Bakradze on NATO Secretary General's Upcoming Visit
Civil Georgia, Tbilisi / 28 Sep.'10 / 23:53

NATO Secretary General's upcoming visit to Tbilisi is a clear message that the Alliance remains committed to its Bucharest summit discussion that Georgia will become NATO member, Davit Bakradze, the Georgian parliamentary chairman, said.

"Visit of the Secretary General is a clear message that NATO-Georgia relations continue in line with the Bucharest summit decisions and it means that Georgia will become NATO member... It is a matter of time and modalities - when and how the membership will occur," he told the Georgian public broadcaster on September 28.

In Tbilisi NATO Secretary General, Anders Fogh Rasmussen, will meet on October 1 with President Saakashvili, Parliamentary Chairman, Prime Minister, Defense Minister and Foreign Minister, James Appathurai, NATO spokesman said on September 28. During the visit NATO liaison office will be opened in Tbilisi.

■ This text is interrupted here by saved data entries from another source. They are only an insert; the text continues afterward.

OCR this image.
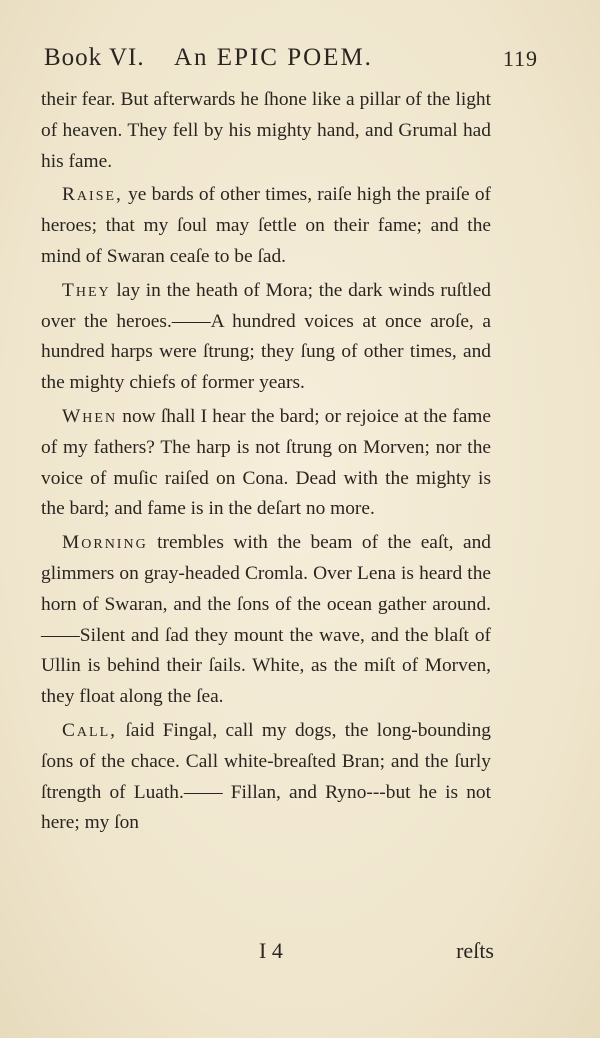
Book VI. An EPIC POEM.	119

their fear. But afterwards he ſhone like a pillar of the light of heaven. They fell by his mighty hand, and Grumal had his fame.

Raise, ye bards of other times, raiſe high the praiſe of heroes; that my ſoul may ſettle on their fame; and the mind of Swaran ceaſe to be ſad.

They lay in the heath of Mora; the dark winds ruſtled over the heroes.——A hundred voices at once aroſe, a hundred harps were ſtrung; they ſung of other times, and the mighty chiefs of former years.

When now ſhall I hear the bard; or rejoice at the fame of my fathers? The harp is not ſtrung on Morven; nor the voice of muſic raiſed on Cona. Dead with the mighty is the bard; and fame is in the deſart no more.

Morning trembles with the beam of the eaſt, and glimmers on gray-headed Cromla. Over Lena is heard the horn of Swaran, and the ſons of the ocean gather around.——Silent and ſad they mount the wave, and the blaſt of Ullin is behind their ſails. White, as the miſt of Morven, they float along the ſea.

Call, ſaid Fingal, call my dogs, the long-bounding ſons of the chace. Call white-breaſted Bran; and the ſurly ſtrength of Luath.—— Fillan, and Ryno---but he is not here; my ſon

I 4	reſts
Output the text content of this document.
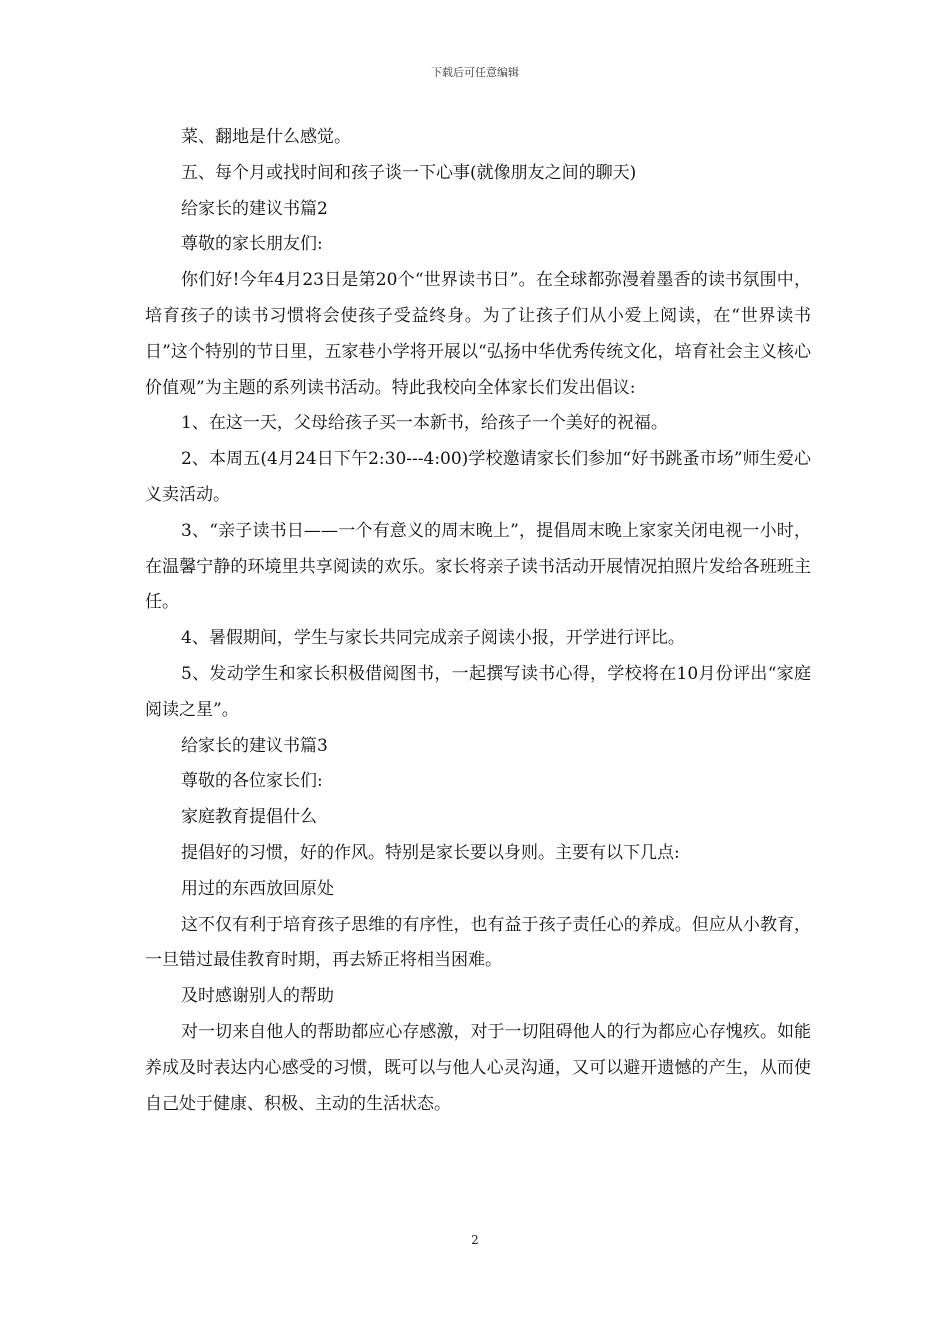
下载后可任意编辑

菜、翻地是什么感觉。

五、每个月或找时间和孩子谈一下心事(就像朋友之间的聊天)

给家长的建议书篇2

尊敬的家长朋友们:

你们好!今年4月23日是第20个“世界读书日”。在全球都弥漫着墨香的读书氛围中，培育孩子的读书习惯将会使孩子受益终身。为了让孩子们从小爱上阅读，在“世界读书日”这个特别的节日里，五家巷小学将开展以“弘扬中华优秀传统文化，培育社会主义核心价值观”为主题的系列读书活动。特此我校向全体家长们发出倡议:

1、在这一天，父母给孩子买一本新书，给孩子一个美好的祝福。

2、本周五(4月24日下午2:30---4:00)学校邀请家长们参加“好书跳蚤市场”师生爱心义卖活动。

3、“亲子读书日——一个有意义的周末晚上”，提倡周末晚上家家关闭电视一小时，在温馨宁静的环境里共享阅读的欢乐。家长将亲子读书活动开展情况拍照片发给各班班主任。

4、暑假期间，学生与家长共同完成亲子阅读小报，开学进行评比。

5、发动学生和家长积极借阅图书，一起撰写读书心得，学校将在10月份评出“家庭阅读之星”。

给家长的建议书篇3

尊敬的各位家长们:

家庭教育提倡什么

提倡好的习惯，好的作风。特别是家长要以身则。主要有以下几点:

用过的东西放回原处

这不仅有利于培育孩子思维的有序性，也有益于孩子责任心的养成。但应从小教育，一旦错过最佳教育时期，再去矫正将相当困难。

及时感谢别人的帮助

对一切来自他人的帮助都应心存感激，对于一切阻碍他人的行为都应心存愧疚。如能养成及时表达内心感受的习惯，既可以与他人心灵沟通，又可以避开遗憾的产生，从而使自己处于健康、积极、主动的生活状态。

2
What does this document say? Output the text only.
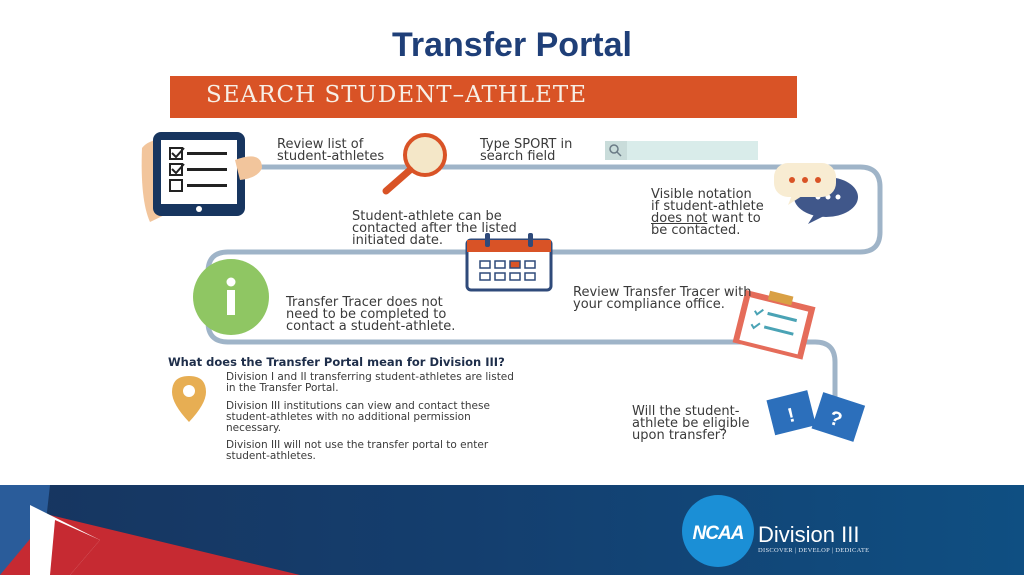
Transfer Portal
SEARCH STUDENT–ATHLETE
! ?
Review list of
student-athletes
Type SPORT in
search field
Visible notation
if student-athlete
does not want to
be contacted.
Student-athlete can be
contacted after the listed
initiated date.
Review Transfer Tracer with
your compliance office.
Transfer Tracer does not
need to be completed to
contact a student-athlete.
Will the student-
athlete be eligible
upon transfer?
What does the Transfer Portal mean for Division III?
Division I and II transferring student-athletes are listed
in the Transfer Portal.
Division III institutions can view and contact these
student-athletes with no additional permission
necessary.
Division III will not use the transfer portal to enter
student-athletes.
NCAA Division III
DISCOVER | DEVELOP | DEDICATE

During the summit in Bucharest in April, 2008, after heated debates, NATO leaders refused to grant Georgia Membership Action Plan (MAP), a precursor to eventual accession into the Alliance; NATO leaders, however, stated that Georgia would become NATO member sometime in the future. At the time in public statements the Georgian leadership had to welcome the decision. However, after the August war President Saakashvili described this decision by NATO as "a strategic mistake."

In September, 2008 NATO-Georgia Commission was established, which remains a main mechanism through which NATO-Georgia cooperation is supervised, including implementation of reform targets set in Georgia's Annual National Programme (ANP), which is reviewed annually by the Alliance.

ANP, which was described by a NATO diplomat as “a roadmap” for Georgia’s eventual membership, was introduced at NATO foreign ministerial summit in Brussels in December, 2008.

ANP, however, does not replace MAP and NATO leaders during the Strasbourg/Kehl summit in April, 2009 stated that ANP, "without prejudice to further decisions which must be taken about MAP", would help Georgia in advancing its reforms.
 
The NATO Secretary General's visit comes a week after NATO-Russia foreign ministerial meeting in New York on sidelines of the UN General Assembly, during which Georgia was also raised, and less than two months before NATO leaders' summit in Lisbon on November 19-20.